Kendall is building on the original Better Buying Power memo issued three years ago. He stressed that the 2.0 version is a continuous improvement process.
“It’s not about acquisition reform, or transformational change,” he said during a media roundtable at the Pentagon. “It’s really about attacking all the many problems that exist in how we do acquisition and making incremental improvements wherever we can.”
The memo directs personnel to achieve affordable programs, to control costs throughout products’ life cycles, to provide incentives for industrial productivity and innovation, to eliminate unproductive processes and bureaucracy, and to promote effective competition.
The memo also calls on personnel to improve tradecraft in the acquisition of services and to improve the professionalism of the total acquisition workforce.
“There is a flavor that runs through 2.0 of, ‘Here are the tools you need, and here is the way you should be thinking about the problems that you have to solve. But you have to solve them,’” Kendall said.
The memo tells acquisition personnel first to think — to apply their education, training and experience to the process. It also talks about good decision making and the need to streamline the decision-making process.
“People, to me, are central to this [process],” Kendall said. “I’ve also made it a point that it will take cultural change to do a better job.”
It sounds like an oxymoron, but money has value, Kendall said. And while the Defense Department always has tried to be a good financial steward, the incentives often seem to work against that.
“Obligation rates as a key example of that — where we effectively punish people for not spending their money,” he said. “That’s not how you negotiate a good contract.”

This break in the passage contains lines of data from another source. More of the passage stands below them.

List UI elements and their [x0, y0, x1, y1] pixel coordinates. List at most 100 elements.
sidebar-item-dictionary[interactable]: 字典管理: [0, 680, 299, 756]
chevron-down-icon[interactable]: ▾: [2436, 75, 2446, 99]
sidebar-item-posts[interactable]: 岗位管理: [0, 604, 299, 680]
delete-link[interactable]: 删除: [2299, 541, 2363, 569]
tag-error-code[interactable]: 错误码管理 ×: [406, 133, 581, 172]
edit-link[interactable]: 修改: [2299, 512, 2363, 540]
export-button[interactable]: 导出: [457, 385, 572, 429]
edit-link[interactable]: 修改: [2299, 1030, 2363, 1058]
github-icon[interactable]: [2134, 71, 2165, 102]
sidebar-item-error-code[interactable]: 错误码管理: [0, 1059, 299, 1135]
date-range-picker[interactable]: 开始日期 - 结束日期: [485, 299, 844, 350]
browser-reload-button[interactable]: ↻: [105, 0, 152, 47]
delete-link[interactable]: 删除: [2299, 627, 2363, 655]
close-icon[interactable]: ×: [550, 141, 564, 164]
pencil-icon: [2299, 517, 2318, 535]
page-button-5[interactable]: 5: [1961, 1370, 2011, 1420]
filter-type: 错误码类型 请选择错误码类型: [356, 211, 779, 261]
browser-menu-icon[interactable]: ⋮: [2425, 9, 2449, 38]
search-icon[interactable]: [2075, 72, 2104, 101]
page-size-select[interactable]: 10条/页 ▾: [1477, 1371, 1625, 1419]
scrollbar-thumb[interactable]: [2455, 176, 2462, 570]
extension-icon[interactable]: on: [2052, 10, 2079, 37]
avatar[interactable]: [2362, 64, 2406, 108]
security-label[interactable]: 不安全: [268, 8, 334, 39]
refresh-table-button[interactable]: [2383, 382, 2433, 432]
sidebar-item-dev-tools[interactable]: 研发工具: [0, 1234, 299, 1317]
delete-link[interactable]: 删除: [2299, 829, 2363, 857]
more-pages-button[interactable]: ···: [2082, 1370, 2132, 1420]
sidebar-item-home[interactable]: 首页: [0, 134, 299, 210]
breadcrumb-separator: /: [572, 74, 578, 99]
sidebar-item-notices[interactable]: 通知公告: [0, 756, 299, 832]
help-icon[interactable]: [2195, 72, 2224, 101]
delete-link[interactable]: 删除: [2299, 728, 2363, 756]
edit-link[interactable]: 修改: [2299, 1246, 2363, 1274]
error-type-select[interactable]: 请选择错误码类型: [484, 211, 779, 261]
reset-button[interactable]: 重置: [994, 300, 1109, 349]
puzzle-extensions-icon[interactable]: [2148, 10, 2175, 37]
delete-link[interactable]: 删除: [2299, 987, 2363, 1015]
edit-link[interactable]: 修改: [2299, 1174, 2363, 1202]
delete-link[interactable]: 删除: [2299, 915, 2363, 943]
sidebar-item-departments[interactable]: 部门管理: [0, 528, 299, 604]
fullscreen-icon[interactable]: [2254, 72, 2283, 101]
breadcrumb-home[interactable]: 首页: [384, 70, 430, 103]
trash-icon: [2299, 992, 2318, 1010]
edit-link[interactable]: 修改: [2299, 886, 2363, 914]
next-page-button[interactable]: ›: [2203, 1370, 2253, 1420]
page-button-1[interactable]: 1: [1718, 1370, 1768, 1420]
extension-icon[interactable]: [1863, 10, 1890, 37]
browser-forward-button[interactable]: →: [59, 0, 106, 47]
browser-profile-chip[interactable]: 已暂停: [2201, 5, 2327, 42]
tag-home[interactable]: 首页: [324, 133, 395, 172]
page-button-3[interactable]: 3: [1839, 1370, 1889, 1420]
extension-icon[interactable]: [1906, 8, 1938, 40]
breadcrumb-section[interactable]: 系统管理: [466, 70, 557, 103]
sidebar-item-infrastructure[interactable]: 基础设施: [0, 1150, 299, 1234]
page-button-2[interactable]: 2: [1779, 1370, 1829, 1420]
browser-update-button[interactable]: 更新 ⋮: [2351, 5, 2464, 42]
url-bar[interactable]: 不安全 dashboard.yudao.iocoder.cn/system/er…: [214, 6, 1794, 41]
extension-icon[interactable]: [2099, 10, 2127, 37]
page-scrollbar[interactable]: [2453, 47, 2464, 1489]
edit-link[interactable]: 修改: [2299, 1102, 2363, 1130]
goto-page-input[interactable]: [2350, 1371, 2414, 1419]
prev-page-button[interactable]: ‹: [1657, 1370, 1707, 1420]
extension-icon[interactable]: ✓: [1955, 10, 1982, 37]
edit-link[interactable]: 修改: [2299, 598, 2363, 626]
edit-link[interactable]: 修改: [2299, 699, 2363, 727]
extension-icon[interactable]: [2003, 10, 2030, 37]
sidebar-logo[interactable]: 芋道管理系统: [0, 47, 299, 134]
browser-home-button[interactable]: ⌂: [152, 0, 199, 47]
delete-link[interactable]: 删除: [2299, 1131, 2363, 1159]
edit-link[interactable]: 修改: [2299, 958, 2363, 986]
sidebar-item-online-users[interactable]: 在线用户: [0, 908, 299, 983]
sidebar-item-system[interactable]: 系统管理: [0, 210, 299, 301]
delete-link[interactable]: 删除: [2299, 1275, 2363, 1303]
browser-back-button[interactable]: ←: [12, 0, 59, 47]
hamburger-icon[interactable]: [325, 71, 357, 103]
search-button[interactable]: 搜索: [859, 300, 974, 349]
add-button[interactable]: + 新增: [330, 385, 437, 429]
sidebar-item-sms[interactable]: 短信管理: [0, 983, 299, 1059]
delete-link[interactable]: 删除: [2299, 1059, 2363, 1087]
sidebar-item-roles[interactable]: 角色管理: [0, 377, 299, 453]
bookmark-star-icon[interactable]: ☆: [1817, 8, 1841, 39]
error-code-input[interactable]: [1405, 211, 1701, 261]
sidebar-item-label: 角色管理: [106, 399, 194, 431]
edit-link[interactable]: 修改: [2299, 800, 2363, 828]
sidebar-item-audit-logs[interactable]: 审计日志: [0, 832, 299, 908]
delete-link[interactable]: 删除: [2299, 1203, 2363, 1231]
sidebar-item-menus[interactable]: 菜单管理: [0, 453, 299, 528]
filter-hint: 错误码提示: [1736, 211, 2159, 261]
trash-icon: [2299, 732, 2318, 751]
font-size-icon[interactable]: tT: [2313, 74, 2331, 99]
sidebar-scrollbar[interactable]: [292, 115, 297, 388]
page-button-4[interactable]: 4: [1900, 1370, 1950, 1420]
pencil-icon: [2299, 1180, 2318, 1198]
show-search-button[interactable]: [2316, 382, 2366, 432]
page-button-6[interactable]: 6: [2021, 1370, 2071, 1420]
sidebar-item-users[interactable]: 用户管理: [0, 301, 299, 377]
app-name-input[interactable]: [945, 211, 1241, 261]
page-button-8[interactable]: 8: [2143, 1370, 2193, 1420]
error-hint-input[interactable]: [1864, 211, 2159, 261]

If acquisition professionals can return money to the department or buy additional product for their service or program, that should be rewarded, Kendall added.
“People shouldn’t just take the budget as a given and take it as their job to spend that budget,” the undersecretary said. “Their job is to get as much value as they possibly can — one way is to get more content for that money, and another is to not spend as much.”
Kendall said he believes contracting personnel are embracing that idea and that it’s becoming institutionalized throughout DOD.
Leadership is part of the whole process, and Better Buying Power 2.0 emphasizes the need for people to lead, he said.
“We have a lot of very good people, but I think we can improve,” he added. “We need to build our professionalism.”
The importance of DOD getting its money’s worth is especially important now that money is tight and sequestration has hit, Kendall said.
“Even though the workforce is out there trying to come to grips with sequestration, we also have to improve how we do our business in general,” he said. “This is not going to go away, no matter what the fiscal situation is.”